In 2014, Jeremiah Heaton, a farmer from Virginia, reached Bir Tawil and declared the “Kingdom of North Sudan,” saying he wanted to make his daughter a princess. The story made the rounds in the international media, also because it was associated with a possible film project. In 2017, Indian entrepreneur Suyash Dixit announced the “Kingdom of Dixit” after a visit that became a social spectacle. The following day, according to available reconstructions, the Russian DJ Dmitry Zhikharev claimed the territory as the “Kingdom of Middle Earth”, with clear reference to Tolkien’s imagination.
From then on the list grew longer. The Kingdom of the Yellow Mountain, more packaged projects, digital declarations, improvised institutional portals have appeared. A self-proclaimed Principality of Bir Tawil claims on its website to have a population of 3,030 in 2024 and to have applied for observer status at the United Nations in January 2025. They are claims to be treated for what they are: claims of a subject without international recognition. The United Nations and recognized states do not consider any of these experiments to be sovereign.

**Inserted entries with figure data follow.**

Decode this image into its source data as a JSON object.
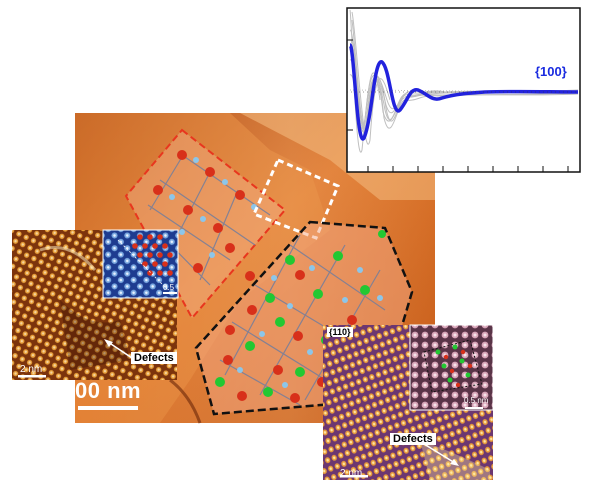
{
  "labels": {
    "scale_bar": "00 nm",
    "defects_left": "Defects",
    "defects_right": "Defects",
    "facet_110": "{110}",
    "facet_100": "{100}",
    "scale_2nm_left": "2 nm",
    "scale_05_left": "0.5",
    "scale_2nm_right": "2 nm",
    "scale_05nm_right": "0.5 nm"
  },
  "colors": {
    "red_atom": "#d8301a",
    "green_atom": "#22c832",
    "blue_atom": "#8cc6ea",
    "fit_curve": "#2222dd",
    "red_outline": "#e8361e",
    "black_outline": "#111111",
    "white_outline": "#ffffff"
  }
}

The most grotesque part lies in the contrast. On the one hand there are glossy sites, digital tokens, nominal capitals, online citizenships, extreme tourism, promises of hydroponic agriculture, desalination, solar energy, sustainable models in the middle of the sand. On the other hand there are nomadic tribes who see people arriving from outside convinced that they can transform land used for generations into a personal project. The desert, for some, is a backdrop. For others it is a house without walls.
Hala’ib still decides the fate of Bir Tawil
The future of Bir Tawil still depends on the piece of coast that everyone wants. Hala’ib has been effectively administered by Egypt since the mid-1990s, while Sudan has continued to claim it in various places. In 2025 some regional reconstructions spoke of Sudanese communications that would have treated Hala’ib, Shalateen and Abu Ramad as areas included in Egypt in view of demarcation talks. The news, read like this, would have an enormous effect: if Khartoum really accepted the 1899 line, Hala’ib would remain Egyptian and Bir Tawil would logically end up in the Sudanese sphere.

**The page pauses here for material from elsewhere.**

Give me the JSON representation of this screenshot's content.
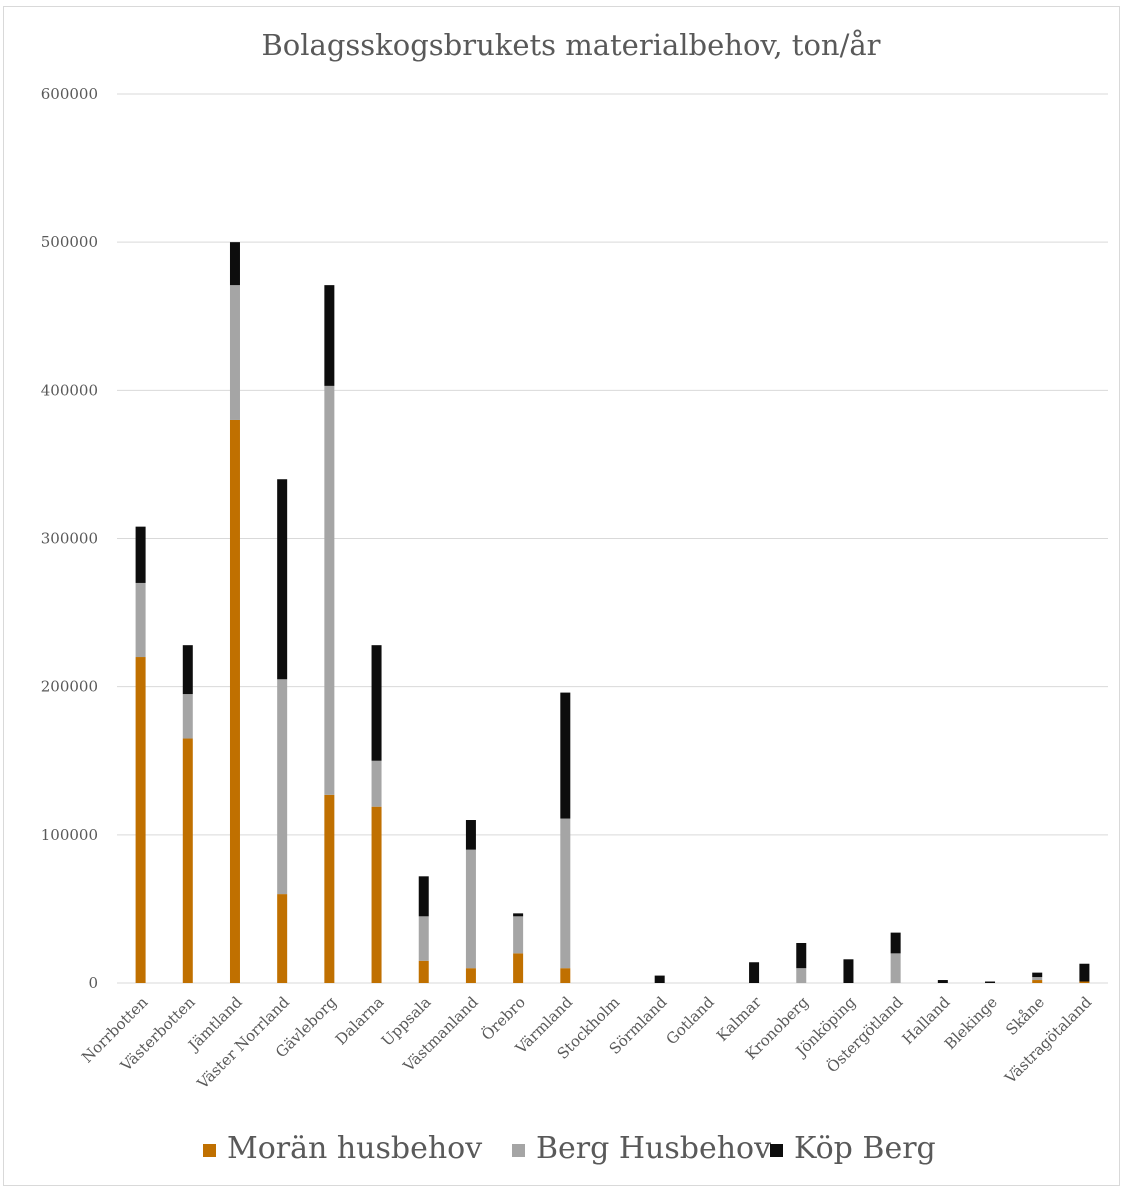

Paper, however, travels faster than reality. Sudan is experiencing a civil war which makes any administrative decision fragile, especially in remote areas. Even formal recognition would require control of the territory, forces on the ground, managed borders, relations with local populations, rules on mining, environmental checks. All things much less simple than a line on a map.
So Bir Tawil remains there, with its almost perfect absurdity. Too poor to tempt states when Hala’ib is next door, ambiguous enough to attract gold diggers and sovereign fantasies, hard enough to repel those who imagine it as a blank sheet of paper. No state really wants it, many individuals want it in their own way, those who have been through it for generations continue to do so without needing to invent a throne. In the desert, flags don’t last long. The wind wears them out, sand gets into the seams, the sun fades everything. Bir Tawil remains. Without crown, without capital, without fairy tale.